Castro pleaded guilty to 937 criminal counts of rape, kidnapping and aggravated murder. In August 2013, he was sentenced to life in prison without parole, plus a thousand years. He killed himself in jail a month later.
"I chose to forgive [Castro], because I didn't want the emotional chain of that situation," Knight told "20/20". "I didn't want it to hold me back or control my life anymore, so I had to break free. I had to show him that he no longer has control over me. That he doesn't define who I am. I define who I am by everything I do in life."
And her life now consists of her "chosen family," including a new father and husband.
"I got my adopted dad, which his name is Jim [Taylor]. He's such a sweetheart. He's the one that showed me that men are not all the same," Knight explained. She said her husband, Miguel Rodriguez, is "the love of my life -- my other half. He showed me that life doesn't have to be horrible and you don't have to be alone."

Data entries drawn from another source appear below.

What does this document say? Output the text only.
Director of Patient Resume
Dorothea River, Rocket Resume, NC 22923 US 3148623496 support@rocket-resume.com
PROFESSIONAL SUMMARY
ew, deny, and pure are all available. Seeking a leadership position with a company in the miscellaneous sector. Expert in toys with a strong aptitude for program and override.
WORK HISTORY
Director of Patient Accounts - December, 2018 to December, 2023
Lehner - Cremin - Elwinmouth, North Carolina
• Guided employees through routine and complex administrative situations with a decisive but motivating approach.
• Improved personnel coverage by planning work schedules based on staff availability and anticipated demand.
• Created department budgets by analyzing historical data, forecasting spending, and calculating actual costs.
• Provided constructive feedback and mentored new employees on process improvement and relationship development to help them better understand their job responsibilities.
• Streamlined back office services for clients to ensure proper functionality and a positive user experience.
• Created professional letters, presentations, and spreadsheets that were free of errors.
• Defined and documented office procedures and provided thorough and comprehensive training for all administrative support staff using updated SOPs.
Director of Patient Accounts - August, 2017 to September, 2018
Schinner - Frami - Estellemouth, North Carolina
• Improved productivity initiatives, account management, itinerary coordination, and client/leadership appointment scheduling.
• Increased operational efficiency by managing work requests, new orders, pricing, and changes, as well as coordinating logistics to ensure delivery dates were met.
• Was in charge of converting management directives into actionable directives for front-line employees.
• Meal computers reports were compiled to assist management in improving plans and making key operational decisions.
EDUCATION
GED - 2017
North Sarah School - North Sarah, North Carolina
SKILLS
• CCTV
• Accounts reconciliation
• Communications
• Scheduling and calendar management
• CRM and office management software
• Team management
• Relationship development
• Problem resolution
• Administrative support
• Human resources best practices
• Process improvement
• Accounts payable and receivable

"When I first came out of the house, I didn't even know what love was. What a tender touch was. All I knew was abuse," she recalled. She has since legally changed her name to Lily Rose Lee and started a nonprofit called Lily's Ray of Hope to help victims of child abuse, domestic violence and human trafficking.
Both Berry, 33, and DeJesus, 29, graduated from high school two years after their escape from Castro and wrote "Hope: A Memoir of Survival in Cleveland," with Washington Post journalists Mary Jordan and Kevin Sullivan in April 2015.
Berry works with a local news station, covering missing persons. "That's the most important thing that I'm doing right now. I just want to make the world a better place," she noted. She is also raising the daughter she had with Castro while in captivity. Jocelyn is now 13.
"Jocelyn is more special than I could even use words to describe. I always describe her as wise beyond her years," said Jocelyn's former teacher Erin Hennessey.
In 2018, DeJesus opened The Cleveland Family Center for Missing Children and Adults to "work with the families to help them navigate the media, to help to go to the police station," according to DeJesus.
The building is on the same street where Castro's house was located. The home was demolished months after his capture.
"I just want to change the neighborhood. I want to turn it to, like, positive and I want to give back," DeJesus said.